Sand is many things: a potential nuisance, a decent way to pass an hour, a goldmine of bottle caps and loose change. To add another feather to its cap, Guaxuma, written and directed by Nara Normande, has come along to prove sand’s effectiveness as a method of animation. It shouldn’t come as too much of a surprise, considering that we’ve all seen sand move in the wind and have been quite mesmerized by it. But can that same natural beauty be captured and appropriated for the purposes of a story? I suppose that partially depends on the story being told.

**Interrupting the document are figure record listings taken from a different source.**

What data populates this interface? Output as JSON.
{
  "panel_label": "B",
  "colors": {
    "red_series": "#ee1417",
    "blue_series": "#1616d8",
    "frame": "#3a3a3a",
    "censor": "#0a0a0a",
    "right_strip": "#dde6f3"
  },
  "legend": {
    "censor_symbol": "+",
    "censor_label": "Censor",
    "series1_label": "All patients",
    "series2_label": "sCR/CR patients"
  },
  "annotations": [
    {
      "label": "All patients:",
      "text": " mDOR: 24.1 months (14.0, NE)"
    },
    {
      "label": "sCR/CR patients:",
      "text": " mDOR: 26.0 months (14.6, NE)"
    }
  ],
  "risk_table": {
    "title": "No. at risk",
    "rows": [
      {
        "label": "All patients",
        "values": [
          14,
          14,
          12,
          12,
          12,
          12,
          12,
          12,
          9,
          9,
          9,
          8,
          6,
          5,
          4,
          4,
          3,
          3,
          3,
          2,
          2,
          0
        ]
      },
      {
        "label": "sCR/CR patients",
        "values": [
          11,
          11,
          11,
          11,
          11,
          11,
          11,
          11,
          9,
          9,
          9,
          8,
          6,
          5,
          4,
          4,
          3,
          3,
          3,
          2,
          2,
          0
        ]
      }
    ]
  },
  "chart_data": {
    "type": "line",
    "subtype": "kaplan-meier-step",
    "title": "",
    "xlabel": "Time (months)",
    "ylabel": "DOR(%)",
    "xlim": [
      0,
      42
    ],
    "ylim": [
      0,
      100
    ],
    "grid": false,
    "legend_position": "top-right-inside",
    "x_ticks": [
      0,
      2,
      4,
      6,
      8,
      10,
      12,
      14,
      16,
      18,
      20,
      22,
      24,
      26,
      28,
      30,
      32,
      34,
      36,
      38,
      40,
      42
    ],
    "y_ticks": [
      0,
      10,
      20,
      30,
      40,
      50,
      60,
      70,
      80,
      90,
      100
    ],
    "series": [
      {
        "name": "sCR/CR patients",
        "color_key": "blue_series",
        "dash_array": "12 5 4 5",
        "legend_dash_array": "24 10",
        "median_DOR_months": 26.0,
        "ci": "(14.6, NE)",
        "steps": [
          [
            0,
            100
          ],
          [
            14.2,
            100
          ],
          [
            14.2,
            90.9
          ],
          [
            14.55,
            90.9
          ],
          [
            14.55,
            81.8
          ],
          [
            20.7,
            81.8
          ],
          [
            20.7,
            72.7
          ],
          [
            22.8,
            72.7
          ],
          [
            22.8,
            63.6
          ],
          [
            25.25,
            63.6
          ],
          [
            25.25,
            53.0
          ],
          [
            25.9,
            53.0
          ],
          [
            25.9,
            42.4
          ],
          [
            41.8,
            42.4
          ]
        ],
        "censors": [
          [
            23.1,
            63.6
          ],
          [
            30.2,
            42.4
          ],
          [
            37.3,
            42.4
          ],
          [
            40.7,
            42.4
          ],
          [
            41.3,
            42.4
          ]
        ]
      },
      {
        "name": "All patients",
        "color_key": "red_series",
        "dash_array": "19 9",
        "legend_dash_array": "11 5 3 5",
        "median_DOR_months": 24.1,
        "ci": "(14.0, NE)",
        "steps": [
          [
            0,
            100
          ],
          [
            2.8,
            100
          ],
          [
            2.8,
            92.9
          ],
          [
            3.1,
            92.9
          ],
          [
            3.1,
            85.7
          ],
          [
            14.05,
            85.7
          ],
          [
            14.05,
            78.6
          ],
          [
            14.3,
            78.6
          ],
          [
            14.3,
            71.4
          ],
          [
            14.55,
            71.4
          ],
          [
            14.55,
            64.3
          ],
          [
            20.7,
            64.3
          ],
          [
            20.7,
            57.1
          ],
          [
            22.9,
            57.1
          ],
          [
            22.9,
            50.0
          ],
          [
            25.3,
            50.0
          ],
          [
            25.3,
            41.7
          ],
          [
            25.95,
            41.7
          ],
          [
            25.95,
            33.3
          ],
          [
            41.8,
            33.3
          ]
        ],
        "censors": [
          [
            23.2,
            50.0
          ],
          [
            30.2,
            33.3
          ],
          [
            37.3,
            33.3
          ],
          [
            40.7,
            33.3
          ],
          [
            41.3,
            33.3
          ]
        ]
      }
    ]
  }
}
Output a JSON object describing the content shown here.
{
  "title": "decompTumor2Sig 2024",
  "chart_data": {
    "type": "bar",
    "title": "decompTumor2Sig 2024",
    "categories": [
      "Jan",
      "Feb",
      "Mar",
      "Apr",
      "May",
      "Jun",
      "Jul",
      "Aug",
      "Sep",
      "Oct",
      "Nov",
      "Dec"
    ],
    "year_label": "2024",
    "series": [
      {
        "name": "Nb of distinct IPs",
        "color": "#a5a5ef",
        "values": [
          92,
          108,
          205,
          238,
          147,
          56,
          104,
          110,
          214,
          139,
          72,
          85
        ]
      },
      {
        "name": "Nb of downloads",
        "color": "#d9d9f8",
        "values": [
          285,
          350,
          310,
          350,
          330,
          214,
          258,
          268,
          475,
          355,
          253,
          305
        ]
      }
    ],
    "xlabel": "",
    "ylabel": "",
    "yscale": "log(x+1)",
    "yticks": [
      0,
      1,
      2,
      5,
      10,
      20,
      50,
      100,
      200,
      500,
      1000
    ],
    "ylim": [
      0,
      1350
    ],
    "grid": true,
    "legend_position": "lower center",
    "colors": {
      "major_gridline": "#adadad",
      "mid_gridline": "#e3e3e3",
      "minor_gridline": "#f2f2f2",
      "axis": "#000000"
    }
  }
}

Guaxuma isn’t a Koyaanisqatsi situation, mostly because there’s a narrative and significantly less chanting. The movie functions as a sort of photo album, walking you through what I presume to be an autobiographical coming-of-age story, but that doesn’t matter. Just because a story is personal doesn’t mean anyone else in the world will care or should care. But, because the story’s packaged in the quaint use of sand animation, it gets a pass. The simplicity of the story being told lends itself well to the experimental style. That’s not to say there isn’t a slight feeling of being imprisoned on a sofa beside an old lady who really wants to show you pictures of her grandchildren—grandchildren whom you’ve never met, nor will ever meet.
“…the story’s packaged in the quaint use of sand animation…”
Now that I think about it, the animation is all the movie has going for it—the narration about friendship and loss that guides us through the story comes off like the diary entries of a teenager. The inflating gut of a sleeping hippie and a naked person floating just above water are among the movie’s most memorable images—all done with sand, I assume, unless there were some added effects. There’s also a nightmare sequence that looks like a sentient Etch A Sketch traveled to hell and is trying to describe it to us the only way it knows how. In addition to the sand animation, there is some real-life photography—occasionally featuring literal photos—and that all functions perfectly well as a form of punctuation.
Guaxuma won’t cause your jaw to hit the floor. It won’t even cause you to look at sand a little differently—with a tinge of respect, as opposed to general indifference. That said, its unique approach to animation works well within the medium of a short film since its novelty doesn’t have time to be run into the ground. By the time you’re bored with it, the movie thanks you for your time and shows itself out.
Guaxuma (2019) Written and directed by Nara Normande. Starring Nara Normande.